All over the world monuments are erected as a sign of respect and remembrance of loved ones lost. Think of the 9-11 memorial at the site of the World Trade Centre in New York or right here in Brisbane Australia. Surrounded by native plants, overlooking a university oval is a bench dedicated in loving memory of Ben Shaw.
There’s a part of us that knows that acknowledging and remembering is the right (and natural) thing to do, yet sometimes when we get down to the specifics and saying their name – Ben, Toby, or George, or her name, Catherine, Lili, or Maddie, people shy away or put their head down to avoid making it worse.
Fact #4 Going on with life is NOT the same as getting closure.

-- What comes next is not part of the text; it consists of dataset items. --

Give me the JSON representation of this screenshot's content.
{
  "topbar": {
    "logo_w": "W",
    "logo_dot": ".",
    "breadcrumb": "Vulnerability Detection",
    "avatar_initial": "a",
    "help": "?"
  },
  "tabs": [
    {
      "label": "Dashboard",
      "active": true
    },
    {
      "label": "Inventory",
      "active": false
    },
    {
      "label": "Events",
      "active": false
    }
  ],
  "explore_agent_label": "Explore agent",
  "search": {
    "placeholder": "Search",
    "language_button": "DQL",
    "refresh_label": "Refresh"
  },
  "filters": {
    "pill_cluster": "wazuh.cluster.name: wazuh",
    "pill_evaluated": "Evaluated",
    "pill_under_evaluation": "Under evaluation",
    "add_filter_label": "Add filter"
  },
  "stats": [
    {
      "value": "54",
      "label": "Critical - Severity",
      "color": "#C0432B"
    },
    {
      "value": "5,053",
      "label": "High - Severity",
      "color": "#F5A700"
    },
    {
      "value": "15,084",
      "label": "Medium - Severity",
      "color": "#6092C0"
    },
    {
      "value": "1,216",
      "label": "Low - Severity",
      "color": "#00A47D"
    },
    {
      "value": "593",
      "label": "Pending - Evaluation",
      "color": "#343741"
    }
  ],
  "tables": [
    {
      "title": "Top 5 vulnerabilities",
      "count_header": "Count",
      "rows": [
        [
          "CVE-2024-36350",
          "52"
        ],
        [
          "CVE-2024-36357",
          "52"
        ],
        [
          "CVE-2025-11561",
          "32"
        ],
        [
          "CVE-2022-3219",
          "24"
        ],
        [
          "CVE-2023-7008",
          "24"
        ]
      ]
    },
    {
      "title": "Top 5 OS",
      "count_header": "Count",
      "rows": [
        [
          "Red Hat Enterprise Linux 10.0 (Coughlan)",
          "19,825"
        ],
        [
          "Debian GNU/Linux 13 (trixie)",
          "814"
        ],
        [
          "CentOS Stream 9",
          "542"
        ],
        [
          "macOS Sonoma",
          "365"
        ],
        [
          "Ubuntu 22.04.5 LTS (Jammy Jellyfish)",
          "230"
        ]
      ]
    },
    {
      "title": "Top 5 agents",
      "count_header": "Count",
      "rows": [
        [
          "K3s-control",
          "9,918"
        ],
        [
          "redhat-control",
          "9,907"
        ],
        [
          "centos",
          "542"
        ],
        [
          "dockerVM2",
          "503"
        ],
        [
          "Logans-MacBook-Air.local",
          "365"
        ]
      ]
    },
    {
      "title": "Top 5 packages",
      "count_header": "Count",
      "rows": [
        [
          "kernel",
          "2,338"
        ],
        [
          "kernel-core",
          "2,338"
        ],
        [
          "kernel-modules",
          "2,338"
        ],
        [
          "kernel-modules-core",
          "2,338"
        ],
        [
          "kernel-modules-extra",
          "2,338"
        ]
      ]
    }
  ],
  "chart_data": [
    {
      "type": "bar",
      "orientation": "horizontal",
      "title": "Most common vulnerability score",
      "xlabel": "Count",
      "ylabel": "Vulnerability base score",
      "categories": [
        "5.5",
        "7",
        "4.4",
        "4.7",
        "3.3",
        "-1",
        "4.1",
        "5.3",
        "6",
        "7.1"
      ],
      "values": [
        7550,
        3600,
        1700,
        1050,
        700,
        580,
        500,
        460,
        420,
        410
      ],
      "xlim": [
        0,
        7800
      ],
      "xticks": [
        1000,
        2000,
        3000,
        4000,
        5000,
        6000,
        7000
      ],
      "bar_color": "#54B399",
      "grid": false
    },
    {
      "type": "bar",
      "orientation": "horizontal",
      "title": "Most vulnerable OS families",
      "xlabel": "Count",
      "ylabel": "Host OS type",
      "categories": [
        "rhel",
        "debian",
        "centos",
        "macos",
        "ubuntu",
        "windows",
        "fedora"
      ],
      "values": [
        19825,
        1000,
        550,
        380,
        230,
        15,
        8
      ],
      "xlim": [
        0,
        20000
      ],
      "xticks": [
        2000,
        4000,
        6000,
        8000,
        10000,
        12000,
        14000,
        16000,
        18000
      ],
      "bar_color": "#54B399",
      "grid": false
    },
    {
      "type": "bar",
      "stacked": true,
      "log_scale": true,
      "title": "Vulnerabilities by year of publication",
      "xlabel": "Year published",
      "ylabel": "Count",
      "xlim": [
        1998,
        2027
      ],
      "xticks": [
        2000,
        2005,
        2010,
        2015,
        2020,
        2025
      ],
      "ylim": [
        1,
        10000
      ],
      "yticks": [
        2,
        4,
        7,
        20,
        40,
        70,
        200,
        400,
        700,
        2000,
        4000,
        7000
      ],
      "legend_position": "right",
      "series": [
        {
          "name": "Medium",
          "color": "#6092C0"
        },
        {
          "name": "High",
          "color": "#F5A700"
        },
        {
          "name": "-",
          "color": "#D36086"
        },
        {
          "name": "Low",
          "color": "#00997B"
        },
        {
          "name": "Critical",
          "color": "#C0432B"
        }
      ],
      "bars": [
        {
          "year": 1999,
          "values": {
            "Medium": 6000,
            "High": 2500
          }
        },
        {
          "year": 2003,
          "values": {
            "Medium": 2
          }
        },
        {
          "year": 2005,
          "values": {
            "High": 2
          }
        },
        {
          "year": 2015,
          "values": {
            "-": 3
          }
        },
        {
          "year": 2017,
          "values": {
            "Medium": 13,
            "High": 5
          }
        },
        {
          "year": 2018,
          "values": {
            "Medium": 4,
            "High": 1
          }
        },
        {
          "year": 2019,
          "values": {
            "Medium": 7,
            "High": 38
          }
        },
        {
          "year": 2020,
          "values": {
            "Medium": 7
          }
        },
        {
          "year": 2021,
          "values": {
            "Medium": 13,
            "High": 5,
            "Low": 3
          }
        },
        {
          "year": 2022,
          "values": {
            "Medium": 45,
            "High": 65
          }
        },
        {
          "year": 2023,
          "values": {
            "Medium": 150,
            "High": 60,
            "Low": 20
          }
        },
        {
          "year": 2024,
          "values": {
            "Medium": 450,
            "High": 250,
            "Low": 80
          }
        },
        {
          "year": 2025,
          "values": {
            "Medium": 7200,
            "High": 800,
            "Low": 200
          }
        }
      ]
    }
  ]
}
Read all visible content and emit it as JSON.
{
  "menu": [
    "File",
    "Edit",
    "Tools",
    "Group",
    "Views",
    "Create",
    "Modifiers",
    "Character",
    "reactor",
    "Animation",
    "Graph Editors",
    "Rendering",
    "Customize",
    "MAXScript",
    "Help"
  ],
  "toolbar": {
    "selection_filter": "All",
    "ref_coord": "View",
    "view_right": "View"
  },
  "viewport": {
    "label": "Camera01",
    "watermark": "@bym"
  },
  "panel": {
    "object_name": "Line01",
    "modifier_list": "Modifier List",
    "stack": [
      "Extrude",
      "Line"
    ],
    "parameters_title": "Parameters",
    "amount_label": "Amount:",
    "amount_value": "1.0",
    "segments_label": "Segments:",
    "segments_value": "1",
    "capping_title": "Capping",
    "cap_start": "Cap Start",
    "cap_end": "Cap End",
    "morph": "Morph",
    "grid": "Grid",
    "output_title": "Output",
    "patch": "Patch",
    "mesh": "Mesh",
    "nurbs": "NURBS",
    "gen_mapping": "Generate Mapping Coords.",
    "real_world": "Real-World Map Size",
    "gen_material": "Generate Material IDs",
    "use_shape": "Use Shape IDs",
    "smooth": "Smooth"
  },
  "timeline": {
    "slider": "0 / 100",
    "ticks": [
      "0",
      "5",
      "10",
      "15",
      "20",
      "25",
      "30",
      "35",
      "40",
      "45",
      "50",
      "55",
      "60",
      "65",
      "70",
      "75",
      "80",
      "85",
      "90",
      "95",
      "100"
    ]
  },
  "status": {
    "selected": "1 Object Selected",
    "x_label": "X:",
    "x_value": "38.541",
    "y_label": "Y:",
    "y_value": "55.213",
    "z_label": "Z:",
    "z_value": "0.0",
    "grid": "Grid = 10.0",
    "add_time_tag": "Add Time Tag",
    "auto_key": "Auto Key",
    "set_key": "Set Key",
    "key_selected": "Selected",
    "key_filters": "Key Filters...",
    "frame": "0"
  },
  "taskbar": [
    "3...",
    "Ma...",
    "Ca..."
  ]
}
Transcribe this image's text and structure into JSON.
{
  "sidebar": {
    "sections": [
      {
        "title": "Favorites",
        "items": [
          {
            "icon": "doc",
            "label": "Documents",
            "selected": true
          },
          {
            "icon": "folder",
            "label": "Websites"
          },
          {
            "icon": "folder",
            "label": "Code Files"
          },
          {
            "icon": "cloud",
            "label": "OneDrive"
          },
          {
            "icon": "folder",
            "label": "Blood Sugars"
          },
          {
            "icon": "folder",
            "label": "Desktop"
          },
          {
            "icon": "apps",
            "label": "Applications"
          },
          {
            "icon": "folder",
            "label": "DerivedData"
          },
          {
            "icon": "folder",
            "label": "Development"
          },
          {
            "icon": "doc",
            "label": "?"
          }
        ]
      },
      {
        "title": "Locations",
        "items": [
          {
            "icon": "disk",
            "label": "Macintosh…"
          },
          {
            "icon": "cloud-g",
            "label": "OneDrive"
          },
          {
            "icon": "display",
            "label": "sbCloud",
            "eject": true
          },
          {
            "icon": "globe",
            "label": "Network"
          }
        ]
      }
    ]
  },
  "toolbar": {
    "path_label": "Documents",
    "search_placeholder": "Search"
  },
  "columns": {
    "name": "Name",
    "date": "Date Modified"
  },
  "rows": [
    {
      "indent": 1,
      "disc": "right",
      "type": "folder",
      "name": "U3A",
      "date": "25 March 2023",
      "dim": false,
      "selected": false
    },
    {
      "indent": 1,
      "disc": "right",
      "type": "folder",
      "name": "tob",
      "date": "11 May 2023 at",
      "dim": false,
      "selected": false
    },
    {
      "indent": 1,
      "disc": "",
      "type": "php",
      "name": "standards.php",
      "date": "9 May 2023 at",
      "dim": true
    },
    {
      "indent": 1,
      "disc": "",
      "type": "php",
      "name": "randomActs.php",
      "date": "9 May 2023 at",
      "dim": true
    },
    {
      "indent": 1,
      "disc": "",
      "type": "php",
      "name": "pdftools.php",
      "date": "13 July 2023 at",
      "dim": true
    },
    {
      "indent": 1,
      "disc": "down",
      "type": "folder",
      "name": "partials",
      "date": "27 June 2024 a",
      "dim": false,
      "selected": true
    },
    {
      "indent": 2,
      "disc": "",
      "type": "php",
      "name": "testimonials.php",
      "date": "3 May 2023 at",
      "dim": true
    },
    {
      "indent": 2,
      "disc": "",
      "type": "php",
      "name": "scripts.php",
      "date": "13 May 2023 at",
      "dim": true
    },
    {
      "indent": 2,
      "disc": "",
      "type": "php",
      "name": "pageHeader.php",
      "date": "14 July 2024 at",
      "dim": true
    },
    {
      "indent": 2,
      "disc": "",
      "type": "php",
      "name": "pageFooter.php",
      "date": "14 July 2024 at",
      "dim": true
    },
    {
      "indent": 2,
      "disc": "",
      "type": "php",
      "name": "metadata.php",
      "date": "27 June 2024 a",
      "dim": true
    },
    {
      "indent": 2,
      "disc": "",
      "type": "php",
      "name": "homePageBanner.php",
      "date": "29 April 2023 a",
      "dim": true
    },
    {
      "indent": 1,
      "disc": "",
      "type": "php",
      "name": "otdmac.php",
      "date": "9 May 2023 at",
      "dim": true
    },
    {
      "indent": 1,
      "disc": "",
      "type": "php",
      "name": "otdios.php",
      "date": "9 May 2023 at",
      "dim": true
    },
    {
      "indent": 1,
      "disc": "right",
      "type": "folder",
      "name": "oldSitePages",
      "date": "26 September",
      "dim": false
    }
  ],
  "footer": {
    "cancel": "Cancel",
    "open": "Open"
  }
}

A woman meets an old friend she hasn’t seen for years. The friend comments on how great she looks and how she follows her online and admires her courage and transparency. She expresses how great it is that ‘life is good’ for the woman now. She assumes she found ‘closure’ from the tragedy of losing her son a few years prior.
They finish up the conversation and each walks away, the woman turns around and calls out with tears in her eyes, “You know I still miss him more than I ever imagined was possible”.
Grief changes over time and I have described it as a horrible gift that keeps on giving. The intensity of our loss changes but it takes nothing more than a date on a calendar, a sight, a sound, a smell, a song, a place, or an event – a birth, wedding, or a funeral to instantly transport us back to a moment of overwhelm and uncontrollable tears. Time doesn’t matter. Time does NOT heal all wounds.
Fact #5 The journey of grief changes but it does not delete or lessen the experience,
nor is it supposed to.
The wound of losing a child does not disappear no matter how much time has passed. It remains a part of each person’s life forever. We never forget despite well-meaning people not wanting to talk about our child for fear we will ‘remember’ or worse, get upset!
With every step, the grief journey does get different though. Whilst the heartbreak does not get smaller, and we never get over it, (or get closure) we can and do learn to build a bigger life around our loss. We can become driven to make our time count, to make a difference, and we can develop an overwhelming need to find purpose.
Moments are permanently etched in our minds and some feel like they are perfectly paused forever. Memories are guarded with our lives and are all we have left.
The strength and determination that comes with the experience of losing a child is more powerful than any other I have witnessed. And it is the very lack of closure that allows us to keep their flame burning fiercely and brightly and empowers us to find that strength to purposefully make it through another day without them.